Tuesday, February 4, 2014

Screening Tenants and Reporting Credit Issues Requires Care and Intelligence
Property managers, or rental owners who manage properties on their own, who fail to take the necessary precautions when screening tenants are asking for headaches and potentially long down time for their rental properties.  Cutting corners in this process is a nightmare waiting to happen which will only increase the amount of time one will spend in pursuit of quality long-term tenants and diminish overall return on investment for the portfolio.  Today, background check screening software available from a professional property manager can quickly and accurately paint the prospective tenant’s employment background, criminal record (if any), eviction record (if any), and credit history.  Without using a professional property manager to help in this process is like dancing on a tightrope which could lead to problems.  In the bay area, and especially in areas like San Jose, Los Gatos, Saratoga, Santa Clara, Sunnyvale, Mountain View, Cupertino, Los Altos, Palo Alto, Menlo Park, Atherton, Redwood City, Foster City, San Carlos, Belmont, and San Mateo where property values and rental rates are higher than those in most parts of the world, it is imperative that property owners and property managers be intimately aware of these issues, pitfalls, and procedures.

Accurate Credit Reporting is Important
Importantly, if you end up in a situation where you have to evict a tenant (because you failed to properly screen), or have to report some other credit impropriety the federal government Fair Credit Reporting Act (FCRA) is also another potential land mine which property managers and unsuspecting rental property owners need to be aware of.  The FCRA is worth looking at and getting a grasp on because it very well can affect how you treat your late paying or breaching tenant.  Moreover, the Consumer Financial Protection Act of 2010 (CFRA) is another set of hurdles of rules and regulations that owners, property managers, and property management companies need to be aware of and ideally become intimately familiar with – without this knowledge would be considered below the local standards set forth in the San Francisco Bay Area.
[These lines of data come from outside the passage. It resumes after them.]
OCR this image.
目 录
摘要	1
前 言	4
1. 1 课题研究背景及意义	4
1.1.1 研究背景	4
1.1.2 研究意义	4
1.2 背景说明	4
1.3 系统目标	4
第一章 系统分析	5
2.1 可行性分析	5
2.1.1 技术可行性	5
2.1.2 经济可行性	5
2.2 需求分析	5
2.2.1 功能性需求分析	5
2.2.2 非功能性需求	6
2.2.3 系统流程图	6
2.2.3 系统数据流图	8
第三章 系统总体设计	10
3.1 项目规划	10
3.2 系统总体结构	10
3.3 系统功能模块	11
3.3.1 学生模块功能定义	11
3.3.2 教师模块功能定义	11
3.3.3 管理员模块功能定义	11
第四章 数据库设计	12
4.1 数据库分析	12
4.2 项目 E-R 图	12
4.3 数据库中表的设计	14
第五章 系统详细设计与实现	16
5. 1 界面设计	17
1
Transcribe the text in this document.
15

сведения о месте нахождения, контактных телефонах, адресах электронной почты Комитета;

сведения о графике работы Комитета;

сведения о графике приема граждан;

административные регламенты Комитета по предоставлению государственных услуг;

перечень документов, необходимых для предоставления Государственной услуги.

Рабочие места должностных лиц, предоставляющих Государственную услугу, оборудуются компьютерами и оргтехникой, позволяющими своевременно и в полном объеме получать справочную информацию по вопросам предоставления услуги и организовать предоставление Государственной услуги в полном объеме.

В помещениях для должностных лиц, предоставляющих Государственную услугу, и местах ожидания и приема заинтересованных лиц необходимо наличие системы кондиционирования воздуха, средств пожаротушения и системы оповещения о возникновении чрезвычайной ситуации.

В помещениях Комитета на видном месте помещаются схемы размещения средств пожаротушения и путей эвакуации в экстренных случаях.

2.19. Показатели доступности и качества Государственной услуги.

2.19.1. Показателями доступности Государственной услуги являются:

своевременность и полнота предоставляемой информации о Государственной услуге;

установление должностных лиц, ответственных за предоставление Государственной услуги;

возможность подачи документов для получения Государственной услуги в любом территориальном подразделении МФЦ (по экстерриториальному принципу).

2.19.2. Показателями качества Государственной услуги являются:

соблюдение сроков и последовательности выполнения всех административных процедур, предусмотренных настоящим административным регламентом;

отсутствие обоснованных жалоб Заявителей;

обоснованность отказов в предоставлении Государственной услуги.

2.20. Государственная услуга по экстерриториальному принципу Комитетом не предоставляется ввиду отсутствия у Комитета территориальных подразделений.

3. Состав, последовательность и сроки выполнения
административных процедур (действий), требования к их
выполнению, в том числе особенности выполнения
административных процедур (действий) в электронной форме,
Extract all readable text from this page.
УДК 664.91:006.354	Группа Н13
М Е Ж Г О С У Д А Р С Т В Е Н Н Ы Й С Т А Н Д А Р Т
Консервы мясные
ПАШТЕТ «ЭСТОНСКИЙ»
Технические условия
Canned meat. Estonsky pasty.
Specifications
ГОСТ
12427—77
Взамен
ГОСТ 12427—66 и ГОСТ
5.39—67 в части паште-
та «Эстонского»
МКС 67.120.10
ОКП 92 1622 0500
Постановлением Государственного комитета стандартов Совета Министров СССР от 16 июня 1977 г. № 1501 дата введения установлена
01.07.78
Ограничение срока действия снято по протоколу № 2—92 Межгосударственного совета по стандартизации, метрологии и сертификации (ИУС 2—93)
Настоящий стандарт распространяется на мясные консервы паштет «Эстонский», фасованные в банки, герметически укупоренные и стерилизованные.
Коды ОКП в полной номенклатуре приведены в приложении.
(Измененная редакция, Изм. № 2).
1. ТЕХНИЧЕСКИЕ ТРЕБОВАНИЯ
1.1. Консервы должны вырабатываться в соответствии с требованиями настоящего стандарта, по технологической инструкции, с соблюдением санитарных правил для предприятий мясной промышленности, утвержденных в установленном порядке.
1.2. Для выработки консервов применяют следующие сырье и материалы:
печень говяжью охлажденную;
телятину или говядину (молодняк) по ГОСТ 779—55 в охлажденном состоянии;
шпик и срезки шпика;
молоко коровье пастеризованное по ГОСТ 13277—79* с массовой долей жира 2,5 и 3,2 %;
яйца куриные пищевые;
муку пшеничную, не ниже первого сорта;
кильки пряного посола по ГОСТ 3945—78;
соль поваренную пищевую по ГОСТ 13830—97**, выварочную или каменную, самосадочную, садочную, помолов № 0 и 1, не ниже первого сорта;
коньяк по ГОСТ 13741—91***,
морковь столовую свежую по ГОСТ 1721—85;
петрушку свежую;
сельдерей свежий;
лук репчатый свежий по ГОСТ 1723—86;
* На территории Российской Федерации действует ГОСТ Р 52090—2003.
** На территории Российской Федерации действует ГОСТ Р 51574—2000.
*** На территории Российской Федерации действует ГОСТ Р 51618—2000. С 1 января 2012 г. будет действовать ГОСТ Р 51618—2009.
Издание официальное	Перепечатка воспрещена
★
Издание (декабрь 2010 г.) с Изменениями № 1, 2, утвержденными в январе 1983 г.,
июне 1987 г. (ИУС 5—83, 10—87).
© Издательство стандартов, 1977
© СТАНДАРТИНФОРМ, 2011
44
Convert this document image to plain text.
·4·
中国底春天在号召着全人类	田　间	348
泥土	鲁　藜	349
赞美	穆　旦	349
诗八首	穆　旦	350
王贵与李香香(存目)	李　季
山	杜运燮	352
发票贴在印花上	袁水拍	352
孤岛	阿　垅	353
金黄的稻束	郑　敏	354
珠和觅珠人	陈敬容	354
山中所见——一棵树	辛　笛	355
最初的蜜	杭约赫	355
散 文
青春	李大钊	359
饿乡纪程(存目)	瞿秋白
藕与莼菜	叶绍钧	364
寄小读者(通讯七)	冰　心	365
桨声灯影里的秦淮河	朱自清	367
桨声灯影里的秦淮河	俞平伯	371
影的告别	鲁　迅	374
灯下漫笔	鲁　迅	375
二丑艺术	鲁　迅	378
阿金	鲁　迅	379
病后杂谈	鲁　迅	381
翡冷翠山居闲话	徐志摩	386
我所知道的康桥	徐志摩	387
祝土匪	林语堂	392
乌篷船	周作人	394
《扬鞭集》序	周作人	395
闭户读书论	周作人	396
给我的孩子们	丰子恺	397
Debt Collection May Be Necessary Step
After you have evicted a tenant for non-payment or breach or even property damages you may end up in court attempting to get a judgment against the tenant.  The Fair Debt Collection Practices Act (FDCPA) governs what can and can’t be done against a defaulting tenant.  Unfortunately, California and federal laws have become increasingly debtor friendly.  Tenants have sometimes been able to turn the tables on a landlord that violates these laws.  Claims arise from oversight, imprecision, or failure to stay informed of the latest changes in the law.  A slanderous or libelous communication could result from failure to be aware of the proper reporting procedures for breaching tenants.  Some of these claims come about because of harassment actions by the collector including threats to take action, reporting of debts to third parties not privileged, or other similar acts.  Having taken appropriate steps from the beginning towards getting quality, qualified tenants helps to prevent these types of situations.  Hiring a professional property manager goes a long way towards that goal.

What Happens When Someone Violates FCRA or CFRA?
The FCRA was drafted and implemented to provide protection against the misuse and misreporting of consumer credit information.  The FCRA governs the behavior and polices of consumer reporting agencies.  Improper credit reporting can result in dire consequences for consumers.  If creditors, debt collectors, credit reporting agencies violate provisions of the FCRA is can cause a lower credit score, it can lead to a denial of credit, and can lead to higher interest rates on loans and credit requests.  Thus, the law provides for remedies to prevent these types of occurrences from happening.  For every violation of the FCRA a consumer can sue the reporting agency and/or any person or company that reported the inaccurate information in both state and federal court for statutory damages in the amount of $1,000 for each violation, punitive damages (if warranted due to egregious acts), court costs, and attorney’s fees.

Conclusion
In communities like San Jose, Los Gatos, Saratoga, Santa Clara, Sunnyvale, Mountain View, Cupertino, Los Altos, Palo Alto, Menlo Park, Atherton, Redwood City, Foster City, San Carlos, Belmont, and San Mateo where property values and rental rates are higher than those in most parts of the world, it is extremely important that property owners and property managers be keenly aware of these issues, pitfalls, and procedures.  Unsuspecting property owners who do not know any better can find themselves leasing or renting to an undesirable tenant because they failed to use due diligence and proper screening tools to evaluate the prospective tenant.  Even some property managers who try and ‘get by’ without the latest screening software can find themselves with a bad tenant – “the old high price to the low bid scenario.”  Investing a few extra dollars to have the proper and prudent tools available to do the professional screening is worth its weight in gold.  Just ask a property manager who has been down this road to eviction and see what they say.


Finally, it is tantamount that both rental owners and professional property owners be aware of these issues and laws, beware of the pitfalls, and make sure any information that is communicated properly from both sides of the transaction.